SNPs filtering and genotyping analyses

The SNP data were filtered using the R package 'dartR' [89]. Loci with 100% repeatability (repAvg = 1.0) and without missing values (call rate = 1.0) were retained for subsequent analysis. Monomorphic loci and secondary SNPs within loci were removed, the latter to reduce the possibility of linked fragments. SNP loci with ≤ 1% minor allele frequency were removed.

Principal coordinate analysis (PCoA) was used to visualise the data with the R package 'dartR' [89, 90]. Pairwise FST values between populations along with confidence intervals and p-value were calculated based on the method by Weir and Cockerham [91] using the function gl.fst.pop in the 'dartR' package.

Fixed-difference analysis was applied to the filtered SNP data to identify private alleles at a locus that were not shared among sample locations as a robust indication of lack of gene flow [89]. Locations represented by fewer than five individuals were not included in the analysis as they may yield false-positive results [92]. Locations that had non-significant fixed differences were further amalgamated (p-value > 0.05). The final amalgamated groups from the significant fixed differences were designated as putative operational taxonomic units (OTUs). Analyses were conducted using the functions gl.collapse.recursive and gl.collapse.pval in ‘dartR’ [89, 92].
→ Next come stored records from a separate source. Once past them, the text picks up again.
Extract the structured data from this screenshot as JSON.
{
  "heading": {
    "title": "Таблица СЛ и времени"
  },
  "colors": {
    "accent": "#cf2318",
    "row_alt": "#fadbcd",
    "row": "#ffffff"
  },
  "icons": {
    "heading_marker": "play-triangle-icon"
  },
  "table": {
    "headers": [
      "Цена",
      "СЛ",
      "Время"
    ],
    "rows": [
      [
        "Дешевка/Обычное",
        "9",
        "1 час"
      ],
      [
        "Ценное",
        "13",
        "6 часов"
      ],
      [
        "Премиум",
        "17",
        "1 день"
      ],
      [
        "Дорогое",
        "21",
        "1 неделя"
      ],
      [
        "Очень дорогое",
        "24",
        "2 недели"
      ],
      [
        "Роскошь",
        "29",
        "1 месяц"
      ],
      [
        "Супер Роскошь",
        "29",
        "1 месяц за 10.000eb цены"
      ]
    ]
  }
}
A phylogeny of the amalgamated fixed-differences matrix was constructed using a Fitch-Margoliash distance analysis based on the Euclidean distance. The program was run in Phylip version 3.698 ( The filtered SNP genotype data were converted into a nexus file and concatenated into a single sequence tag per individual. Maximum-likelihood based phylogeny was estimated with RAXML v.8.2.10 [93] using the GTRGAMMA model with 1000 bootstrap replicates. The analysis was conducted on the Tinaroo High-Performance Computer system of the University of Queensland by implementing 20 CPUs for 18 h. The consensus phylogenetic tree was constructed using Dendroscope v.3.6.3 [83].
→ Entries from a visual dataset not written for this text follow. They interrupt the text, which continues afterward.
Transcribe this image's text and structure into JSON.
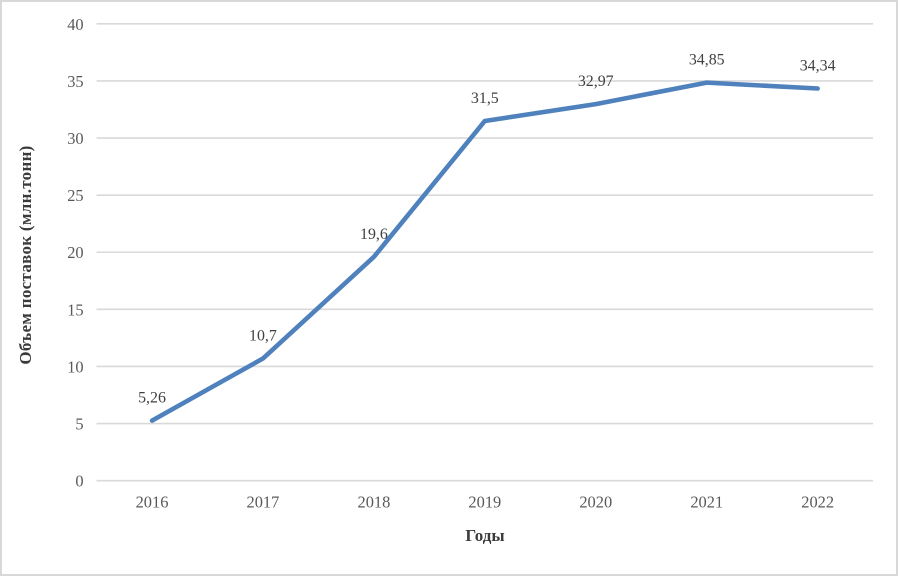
{
  "chart_data": {
    "type": "line",
    "title": "",
    "categories": [
      "2016",
      "2017",
      "2018",
      "2019",
      "2020",
      "2021",
      "2022"
    ],
    "series": [
      {
        "name": "Объем поставок",
        "values": [
          5.26,
          10.7,
          19.6,
          31.5,
          32.97,
          34.85,
          34.34
        ],
        "data_labels": [
          "5,26",
          "10,7",
          "19,6",
          "31,5",
          "32,97",
          "34,85",
          "34,34"
        ]
      }
    ],
    "xlabel": "Годы",
    "ylabel": "Объем поставок (млн.тонн)",
    "ylim": [
      0,
      40
    ],
    "yticks": [
      0,
      5,
      10,
      15,
      20,
      25,
      30,
      35,
      40
    ],
    "ytick_labels": [
      "0",
      "5",
      "10",
      "15",
      "20",
      "25",
      "30",
      "35",
      "40"
    ],
    "grid": "horizontal",
    "legend_position": "none"
  },
  "colors": {
    "line": "#4F81BD",
    "gridline": "#D9D9D9",
    "axis_line": "#D9D9D9",
    "tick_label": "#595959",
    "data_label": "#404040",
    "axis_title": "#3B3B3B",
    "frame_border": "#D8D8D8",
    "background": "#FFFFFF"
  }
}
A multispecies coalescent analysis was performed to examine the species delimitation using SNAPP [90, 94] available in BEAST 2 [95]. Specifically, we tested five different species delimitation hypotheses. The first three hypotheses tested for two putative species based on different geographic groupings: (1) an Indo Malay-Indian Ocean and Australian region species; (2) Indo-Malay and eastern Indian Ocean vs Australian region; and (3) Indo-Malay and west coast of Sumatra vs Lombok and Australian region. The fourth hypothesis tested for three putative species as informed by habitat preferences (Indo-Malay vs eastern Indian Ocean vs Australian region). Lastly, the fifth hypothesis tested for four putative species, based on OTUs identified by the fixed difference analysis. As SNAPP is computationally demanding, we ran the analysis on one randomly selected individual per location for OTU1 and two individuals per location for the other OTUs. We repeated the analysis three times with different individuals to ensure reproducibility. The SNAPP datasets were prepared in BEAUTi with each location assigned as separate taxon and run with Markov chain Monte Carlo (MCMC) run for 2 million iterations and 500,000 burn-in. We set a gamma prior distribution with alpha = 3 and beta = 100 for a prior mean of 0.03 theta to reflect 0.3% sequence divergence as the mean divergence among OTUs. The convergence of the MCMC was inspected in Tracer v.1.7.1. and the maximum clade credibility calculated using TreeAnnotator v.2.6.2. The analysed tree set was visualised using DensiTree v. 2.2.7. [96]. The Bayes factor delimitation method (BFD*) was implemented as a plug-in to BEAST 2 to compare marginal likelihood estimates (MLE) for alternative species delimitation models [97]. We conducted a path sampling analysis of 50 steps (when the marginal likelihood estimate remained constant) with 500,000 MCMC iterations and burn-in of 50,000 iterations. The Bayes Factor (BF) was calculated by subtracting MLE values of two assigned models multiplying by two [97].